Periodontitis is a chronic inflammatory and immune reactive disease induced by the subgingival biofilm. The therapeutic effect for susceptible patients is often unsatisfactory due to excessive inflammatory response and oxidative stress. Sinensetin (Sin) is a nature polymethoxylated flavonoid with anti-inflammatory and antioxidant activities. Our study aimed to explore the beneficial effect of Sin on periodontitis and the specific molecular mechanisms. We found that Sin attenuated oxidative stress and inflammatory levels of periodontal ligament cells (PDLCs) under inflammatory conditions. Administered Sin to rats with ligation-induced periodontitis models exhibited a protective effect against periodontitis in vivo. By molecular docking, we identified Bach1 as a strong binding target of Sin, and this binding was further verified by cellular thermal displacement assay and immunofluorescence assays. Chromatin immunoprecipitation-quantitative polymerase chain reaction results also revealed that Sin obstructed the binding of Bach1 to the HMOX1 promoter, subsequently upregulating the expression of the key antioxidant factor HO-1. Further functional experiments with Bach1 knocked down and overexpressed verified Bach1 as a key target for Sin to exert its antioxidant effects. Additionally, we demonstrated that Sin prompted the reduction of Bach1 by potentiating the ubiquitination degradation of Bach1, thereby inducing HO-1 expression and inhibiting oxidative stress. Overall, Sin could be a promising drug candidate for the treatment of periodontitis by targeting binding to Bach1.
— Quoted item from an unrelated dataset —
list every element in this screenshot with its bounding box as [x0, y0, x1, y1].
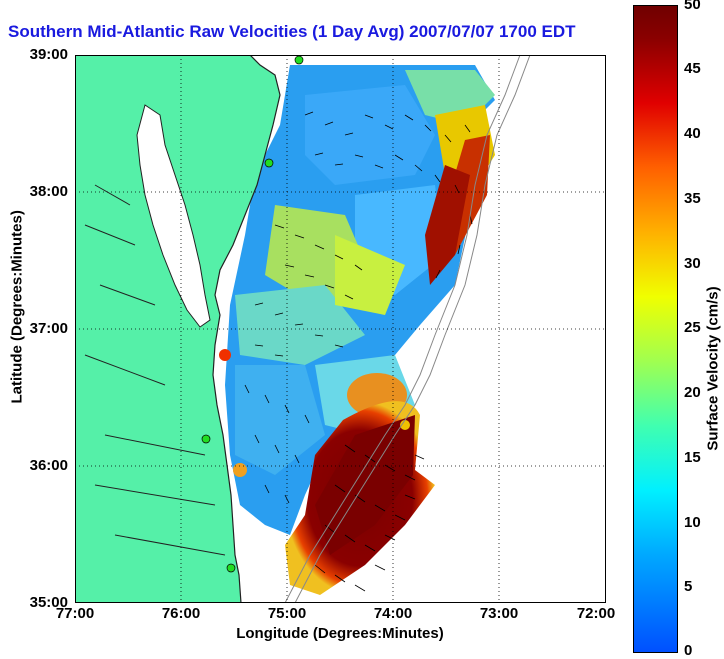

牙周炎是由龈下生物膜引起的慢性炎症和免疫反应性疾病。对于易感患者来说，由于过度的炎症反应和氧化应激，治疗效果往往不理想。 Sinensetin (Sin) 是一种天然的多甲氧基黄酮类化合物，具有抗炎和抗氧化活性。我们的研究旨在探讨Sin对牙周炎的有益作用及其具体分子机制。我们发现 Sin 可以减轻炎症条件下牙周膜细胞 (PDLC) 的氧化应激和炎症水平。对结扎诱导牙周炎模型的大鼠施用 Sin，在体内表现出对牙周炎的保护作用。通过分子对接，我们确定Bach1是Sin的强结合靶点，并通过细胞热位移测定和免疫荧光测定进一步验证了这种结合。染色质免疫沉淀-定量聚合酶链反应结果还表明，Sin 阻碍 Bach1 与 HMOX1 启动子的结合，随后上调关键抗氧化因子 HO-1 的表达。对 Bach1 敲除和过度表达的进一步功能实验证实 Bach1 是 Sin 发挥其抗氧化作用的关键靶点。此外，我们证明 Sin 通过增强 Bach1 的泛素化降解来促进 Bach1 的减少，从而诱导 HO-1 表达并抑制氧化应激。总体而言，Sin 通过靶向与 Bach1 结合，可能成为治疗牙周炎的有前途的候选药物。